GR L 2843; (May, 1951) (Digest)
G.R. No. L-2843 May 14, 1951
EL PUEBLO DE FILIPINAS, querellante-apelado, vs. BENITO GUHITING y BERNARDO GUHITING, acusados-apelantes.
FACTS
Between one and two in the afternoon of January 30, 1943, Dorotea Orillo, wife of accused Benito, ran towards a guerrilla outpost shouting that her sister-in-law (“Manay”) was dead. The accused Benito and Bernardo Guhiting, along with Daniel Elandag and others at the outpost, immediately went to the house of Matilde Guhiting, sister of Benito and Bernardo. Benito was armed with a piece of wood about one meter long and as thick as a man’s wrist, locally called a “bankaro,” and Bernardo was armed with a pointed bolo, locally called a “buyo.” Upon arrival, they saw Zacarias, Matilde’s common-law husband, seated on a mat with his feet extended and leaning against a trunk; he had Matilde’s head on his lap as she lay on the floor apparently suffering from stomach pains, with Zacarias’s hand on her abdomen to soothe the pain. Benito and Bernardo immediately entered the house and assaulted Zacarias: Benito struck blows with his “bankaro” on Zacarias’s head (right side), right hip, and arms, and Bernardo attacked Zacarias with his bolo, inflicting a wound on the wrist that nearly severed the right hand from the forearm. The brothers then took their sister Matilde away, leaving Zacarias badly injured on the floor. Zacarias’s father, Hermogenes, upon learning what happened, went to the house and found Zacarias in serious condition with a fracture on the right parietal region of the head, broken arm bones, and a wound on the right wrist. Zacarias told his father that Benito and Bernardo Guhiting attacked him. Hermogenes took him home, where he died around five o’clock that same afternoon. The defense claimed that Bernardo acted in self-defense, alleging that Zacarias tried to hack him with a scythe, and that Benito had no participation. The trial court rejected this defense, convicted both accused of murder, and sentenced them to reclusion perpetua.
ISSUE
Whether the trial court correctly convicted the accused of murder and rejected their claim of self-defense.
RULING
The Supreme Court affirmed the conviction but modified the penalty. The defense of self-defense was untenable. The testimonies of prosecution witnesses Daniel Elandag and Alfredo Gorimbao, who were relatives by affinity of the accused and had no motive to testify falsely, were credible. The nature and location of Zacarias’s injuries—a fracture on the right parietal region of the head, contusion on the right hip, broken arm bones, and a severe wrist wound—contradicted the claim that only Bernardo inflicted a single wound while parrying an attack.
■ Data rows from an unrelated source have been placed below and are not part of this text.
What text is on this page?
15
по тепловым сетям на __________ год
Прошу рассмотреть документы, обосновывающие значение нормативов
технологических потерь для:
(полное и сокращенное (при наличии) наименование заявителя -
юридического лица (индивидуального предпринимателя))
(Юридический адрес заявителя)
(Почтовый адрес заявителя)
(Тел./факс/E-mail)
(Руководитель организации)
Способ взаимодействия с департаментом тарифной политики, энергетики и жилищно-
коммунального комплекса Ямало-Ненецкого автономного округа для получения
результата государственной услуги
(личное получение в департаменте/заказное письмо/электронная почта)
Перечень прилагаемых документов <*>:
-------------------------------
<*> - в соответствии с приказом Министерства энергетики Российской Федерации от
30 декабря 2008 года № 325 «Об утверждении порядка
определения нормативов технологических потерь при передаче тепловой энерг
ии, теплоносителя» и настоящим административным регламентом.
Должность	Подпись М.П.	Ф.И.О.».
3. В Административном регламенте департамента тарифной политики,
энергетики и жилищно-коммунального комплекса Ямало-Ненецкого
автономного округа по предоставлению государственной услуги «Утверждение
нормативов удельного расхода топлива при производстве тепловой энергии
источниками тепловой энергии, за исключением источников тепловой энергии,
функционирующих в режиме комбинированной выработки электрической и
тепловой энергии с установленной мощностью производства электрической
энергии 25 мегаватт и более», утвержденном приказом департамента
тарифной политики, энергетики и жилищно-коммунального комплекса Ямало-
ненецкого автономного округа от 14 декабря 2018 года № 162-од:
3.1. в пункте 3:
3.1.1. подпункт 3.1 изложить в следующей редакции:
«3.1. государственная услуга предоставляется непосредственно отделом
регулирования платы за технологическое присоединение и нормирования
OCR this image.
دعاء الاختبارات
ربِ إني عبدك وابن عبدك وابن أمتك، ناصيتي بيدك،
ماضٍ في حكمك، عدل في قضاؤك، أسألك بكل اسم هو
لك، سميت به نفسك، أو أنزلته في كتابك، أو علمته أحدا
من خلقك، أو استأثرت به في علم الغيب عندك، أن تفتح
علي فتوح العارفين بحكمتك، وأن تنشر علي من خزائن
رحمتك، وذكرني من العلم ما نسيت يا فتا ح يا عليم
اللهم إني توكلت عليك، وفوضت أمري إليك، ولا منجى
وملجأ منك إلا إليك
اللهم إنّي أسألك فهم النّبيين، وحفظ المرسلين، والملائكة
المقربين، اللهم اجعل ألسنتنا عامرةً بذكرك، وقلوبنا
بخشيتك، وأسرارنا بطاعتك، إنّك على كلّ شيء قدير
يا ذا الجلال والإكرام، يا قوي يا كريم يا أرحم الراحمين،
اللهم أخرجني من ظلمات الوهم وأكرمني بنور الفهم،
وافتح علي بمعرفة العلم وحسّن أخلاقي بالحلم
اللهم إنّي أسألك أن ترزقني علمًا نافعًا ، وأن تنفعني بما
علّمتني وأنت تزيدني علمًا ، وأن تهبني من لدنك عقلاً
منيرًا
These injuries, caused by a blunt instrument and a bolo, corroborated the prosecution’s version that Benito attacked with a “bankaro” and Bernardo with a “buyo.” The crime committed was murder because the accused attacked Zacarias while he was sitting, unarmed, unprepared for their arrival, and was attentively caring for Matilde, who had her head on his lap, while the accused were armed. The aggravating circumstance of dwelling was not applicable because the house belonged to the accused’s sister, Matilde, and they entered intending to help her, not to commit a crime. The accused acted under the impulse of a justifiable obfuscation, believing their sister had been killed by Zacarias, which constituted a mitigating circumstance with no aggravating circumstances in effect. Applying the Indeterminate Sentence Law, the penalty was modified to an indeterminate sentence of ten years and one day of prision mayor, as minimum, to seventeen years, four months, and one day of reclusion temporal, as maximum, with accessories. The rest of the trial court’s judgment was affirmed.